Chowdhury wins NSF CAREER award for making memory cheaper, more efficient in big data centers
Chowdhury connects all unused memory in a data cluster and treats it as a single unit.
Memory-intensive computing grows more and more important for practical and research applications alike – services that rely on low latency and use massive amounts of data, like cloud computing, big data, and artificial intelligence, suffer huge performance drops if they reach the limits of available memory.
To avoid these issues, modern data centers tend to overcompensate and install more memory than they need. What they end up with is memory sitting unused, memory fragmentation, and an increased cost overall.
A developing solution to this problem, called memory disaggregation, takes advantage of new technologies in Remote Direct Memory Access (RDMA) to connect all the unused memory in a data cluster and treat it as a single, massive memory unit. Prof. Mosharaf Chowdhury has published important findings in this area previously – together with Michigan collaborators, his group’s Infiniswap and DSLR solutions respectively tackled the problem of exposing remote memory to unmodified applications as well as granting many users concurrent access to a rack’s shared memory.
Now Chowdhury has been awarded an NSF CAREER grant to overcome new challenges in this area.

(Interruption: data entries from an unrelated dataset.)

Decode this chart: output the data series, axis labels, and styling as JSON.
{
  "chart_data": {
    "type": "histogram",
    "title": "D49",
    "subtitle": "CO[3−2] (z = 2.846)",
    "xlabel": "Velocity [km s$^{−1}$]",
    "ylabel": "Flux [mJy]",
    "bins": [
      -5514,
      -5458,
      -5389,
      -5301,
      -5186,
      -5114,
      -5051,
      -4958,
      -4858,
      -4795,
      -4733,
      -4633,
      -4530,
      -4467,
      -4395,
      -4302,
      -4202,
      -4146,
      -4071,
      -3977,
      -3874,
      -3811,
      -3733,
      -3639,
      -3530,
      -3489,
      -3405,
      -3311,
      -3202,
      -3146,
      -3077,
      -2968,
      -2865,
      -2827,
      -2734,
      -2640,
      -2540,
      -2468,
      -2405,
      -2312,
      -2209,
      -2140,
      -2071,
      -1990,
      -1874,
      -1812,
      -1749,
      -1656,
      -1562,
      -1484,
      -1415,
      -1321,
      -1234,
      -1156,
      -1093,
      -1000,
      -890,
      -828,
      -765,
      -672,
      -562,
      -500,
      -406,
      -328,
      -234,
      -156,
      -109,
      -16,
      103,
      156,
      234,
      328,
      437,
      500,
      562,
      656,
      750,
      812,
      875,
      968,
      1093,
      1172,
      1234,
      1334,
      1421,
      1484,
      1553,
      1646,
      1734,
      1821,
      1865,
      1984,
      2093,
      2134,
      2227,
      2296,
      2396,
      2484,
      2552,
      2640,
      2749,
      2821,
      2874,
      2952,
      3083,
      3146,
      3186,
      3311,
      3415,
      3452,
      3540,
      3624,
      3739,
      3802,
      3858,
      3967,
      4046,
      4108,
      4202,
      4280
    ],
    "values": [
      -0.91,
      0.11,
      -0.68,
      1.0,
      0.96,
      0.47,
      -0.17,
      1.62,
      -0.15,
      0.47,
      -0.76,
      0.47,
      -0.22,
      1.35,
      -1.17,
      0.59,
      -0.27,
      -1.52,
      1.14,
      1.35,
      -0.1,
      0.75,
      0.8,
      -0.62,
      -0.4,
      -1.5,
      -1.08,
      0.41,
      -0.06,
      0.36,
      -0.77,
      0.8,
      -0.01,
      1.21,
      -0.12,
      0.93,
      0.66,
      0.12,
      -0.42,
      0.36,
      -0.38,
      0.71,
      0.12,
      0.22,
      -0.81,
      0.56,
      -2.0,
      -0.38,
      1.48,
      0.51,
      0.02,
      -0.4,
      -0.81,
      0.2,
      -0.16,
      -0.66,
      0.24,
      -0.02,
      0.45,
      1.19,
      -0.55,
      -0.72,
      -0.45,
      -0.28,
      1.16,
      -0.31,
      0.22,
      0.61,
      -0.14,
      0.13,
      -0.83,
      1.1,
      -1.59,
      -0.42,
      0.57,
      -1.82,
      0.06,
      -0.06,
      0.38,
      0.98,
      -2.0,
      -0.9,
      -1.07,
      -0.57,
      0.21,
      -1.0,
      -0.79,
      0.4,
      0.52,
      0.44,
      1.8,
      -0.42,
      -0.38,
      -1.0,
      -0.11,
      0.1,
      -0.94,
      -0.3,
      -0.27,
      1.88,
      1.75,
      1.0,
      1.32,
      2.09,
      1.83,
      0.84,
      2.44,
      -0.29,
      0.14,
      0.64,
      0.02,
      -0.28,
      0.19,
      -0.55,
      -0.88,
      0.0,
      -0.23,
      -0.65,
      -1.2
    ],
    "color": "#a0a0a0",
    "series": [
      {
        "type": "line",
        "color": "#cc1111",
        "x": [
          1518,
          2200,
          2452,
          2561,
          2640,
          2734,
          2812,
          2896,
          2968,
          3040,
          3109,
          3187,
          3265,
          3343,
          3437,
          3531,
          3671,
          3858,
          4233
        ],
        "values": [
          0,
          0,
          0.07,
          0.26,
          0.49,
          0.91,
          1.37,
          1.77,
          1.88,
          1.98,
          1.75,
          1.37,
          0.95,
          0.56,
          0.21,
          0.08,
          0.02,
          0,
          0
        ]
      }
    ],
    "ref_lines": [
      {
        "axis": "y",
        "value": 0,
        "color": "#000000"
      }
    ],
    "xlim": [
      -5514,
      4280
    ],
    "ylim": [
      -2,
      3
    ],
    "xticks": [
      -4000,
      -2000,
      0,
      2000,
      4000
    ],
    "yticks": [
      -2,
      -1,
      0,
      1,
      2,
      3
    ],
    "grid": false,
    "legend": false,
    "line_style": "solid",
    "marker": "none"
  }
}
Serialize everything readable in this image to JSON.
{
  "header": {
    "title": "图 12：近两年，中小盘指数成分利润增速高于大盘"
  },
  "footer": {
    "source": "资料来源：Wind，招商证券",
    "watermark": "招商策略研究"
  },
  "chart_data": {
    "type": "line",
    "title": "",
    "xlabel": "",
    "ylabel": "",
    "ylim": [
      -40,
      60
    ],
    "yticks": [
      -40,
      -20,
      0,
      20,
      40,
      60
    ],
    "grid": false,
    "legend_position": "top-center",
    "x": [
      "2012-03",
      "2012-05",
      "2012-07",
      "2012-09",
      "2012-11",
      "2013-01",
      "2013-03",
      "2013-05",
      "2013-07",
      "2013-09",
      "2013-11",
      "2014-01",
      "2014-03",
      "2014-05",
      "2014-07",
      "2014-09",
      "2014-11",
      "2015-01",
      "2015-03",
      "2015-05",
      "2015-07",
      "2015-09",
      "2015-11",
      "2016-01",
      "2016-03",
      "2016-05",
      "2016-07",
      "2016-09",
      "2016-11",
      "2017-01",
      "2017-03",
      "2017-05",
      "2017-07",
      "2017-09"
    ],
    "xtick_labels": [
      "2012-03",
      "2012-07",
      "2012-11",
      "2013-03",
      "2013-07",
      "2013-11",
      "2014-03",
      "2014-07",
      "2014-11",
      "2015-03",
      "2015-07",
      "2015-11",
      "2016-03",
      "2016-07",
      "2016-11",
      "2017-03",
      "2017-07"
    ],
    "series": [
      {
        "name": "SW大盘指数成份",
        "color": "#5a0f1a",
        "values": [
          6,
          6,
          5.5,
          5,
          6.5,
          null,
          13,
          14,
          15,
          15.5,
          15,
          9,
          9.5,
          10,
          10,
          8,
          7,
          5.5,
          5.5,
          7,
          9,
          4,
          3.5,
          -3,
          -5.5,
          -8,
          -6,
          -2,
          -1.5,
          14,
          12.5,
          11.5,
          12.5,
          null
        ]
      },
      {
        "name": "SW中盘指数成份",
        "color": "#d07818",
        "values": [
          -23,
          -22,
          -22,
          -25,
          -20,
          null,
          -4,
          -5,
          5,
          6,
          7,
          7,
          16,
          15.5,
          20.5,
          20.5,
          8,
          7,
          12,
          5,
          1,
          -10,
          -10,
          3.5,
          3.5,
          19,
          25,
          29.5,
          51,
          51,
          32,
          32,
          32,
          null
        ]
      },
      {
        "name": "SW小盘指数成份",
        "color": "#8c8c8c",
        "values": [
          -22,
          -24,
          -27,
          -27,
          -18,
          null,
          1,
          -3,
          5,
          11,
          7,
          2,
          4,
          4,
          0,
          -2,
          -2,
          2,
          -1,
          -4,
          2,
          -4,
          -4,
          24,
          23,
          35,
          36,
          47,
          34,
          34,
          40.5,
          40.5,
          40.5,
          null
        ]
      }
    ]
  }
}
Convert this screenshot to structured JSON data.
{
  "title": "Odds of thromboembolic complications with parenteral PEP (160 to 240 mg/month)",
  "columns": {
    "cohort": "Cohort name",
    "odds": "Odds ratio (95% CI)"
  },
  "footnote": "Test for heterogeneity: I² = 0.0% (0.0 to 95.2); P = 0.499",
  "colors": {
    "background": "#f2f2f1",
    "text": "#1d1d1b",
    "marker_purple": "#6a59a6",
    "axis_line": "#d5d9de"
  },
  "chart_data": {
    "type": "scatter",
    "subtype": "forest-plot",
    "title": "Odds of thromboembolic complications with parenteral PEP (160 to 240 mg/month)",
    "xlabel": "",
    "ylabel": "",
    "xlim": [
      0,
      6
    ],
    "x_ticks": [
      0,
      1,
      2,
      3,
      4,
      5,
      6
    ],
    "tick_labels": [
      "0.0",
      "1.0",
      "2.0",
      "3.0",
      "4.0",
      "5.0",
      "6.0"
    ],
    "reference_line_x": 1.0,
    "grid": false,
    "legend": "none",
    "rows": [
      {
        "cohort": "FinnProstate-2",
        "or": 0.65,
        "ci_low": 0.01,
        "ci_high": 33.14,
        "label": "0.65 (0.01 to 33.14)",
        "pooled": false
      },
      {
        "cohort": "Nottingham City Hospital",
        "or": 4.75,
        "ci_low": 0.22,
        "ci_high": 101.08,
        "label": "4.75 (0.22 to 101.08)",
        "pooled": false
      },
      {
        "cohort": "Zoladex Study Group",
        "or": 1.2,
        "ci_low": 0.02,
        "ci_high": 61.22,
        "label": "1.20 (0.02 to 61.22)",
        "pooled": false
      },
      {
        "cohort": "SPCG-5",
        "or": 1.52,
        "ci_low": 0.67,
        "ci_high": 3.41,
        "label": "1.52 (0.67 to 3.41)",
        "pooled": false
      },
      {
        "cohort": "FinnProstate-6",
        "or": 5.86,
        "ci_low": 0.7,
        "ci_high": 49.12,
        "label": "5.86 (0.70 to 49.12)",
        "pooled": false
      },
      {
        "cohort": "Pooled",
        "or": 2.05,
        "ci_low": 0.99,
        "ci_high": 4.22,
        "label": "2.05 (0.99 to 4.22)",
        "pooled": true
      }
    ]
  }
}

His research project, “End-to-End Network Design for Unified Memory Disaggregation,” seeks to present all the unused, stranded memory on the different machines in a data center as a pool of available memory for applications that need more space to run. In the end, the team intends to make memory disaggregation practical.
Chowdhury’s new project will tackle several unsolved problems facing the technology at the host level, network level, and end-to-end. The key challenges include bridging the latency gaps between RDMA and local memory access; addressing network-wide fault-tolerance, load imbalance, and performance isolation issues; scaling with the size of data centers and number of applications being run; and coexisting with other infrastructures.
The immediate benefits, described in the group’s proposal, will include performance improvements for memory-intensive applications and higher datacenter memory utilization. These, in turn, will translate to cost-effective services for end users.
The outcomes of the work will be tested on a number of memory-intensive applications from key areas such as analytics, databases, deep learning, distributed caching, and graph processing using industry-standard benchmarks.
The team plans to release software and test harnesses that come from the project under flexible open-source licenses to enable other researchers and educators to explore the work, and will continue their ongoing work with cloud providers and hardware vendors to transition the findings into practice.
Software artifacts from Chowdhury’s research have been deployed in Microsoft and Facebook datacenters. He is also a co-creator of Apache Spark. Chowdhury has received the 2015 ACM SIGCOMM doctoral dissertation award, a Google faculty research award (2016), two Alibaba innovation research awards (2018), an NSDI best paper award (2012), a Facebook Fellowship (2012), and a Cheriton Scholarship (2009), and he had been nominated for an NSDI community award (2012) as well as a University of Waterloo alumni gold medal (2009).
About the NSF CAREER Award
The CAREER grant is one of the National Science Foundation’s most prestigious awards, conferred for “the early career-development activities of those teacher-scholars who most effectively integrate research and education within the context of the mission of their organization.”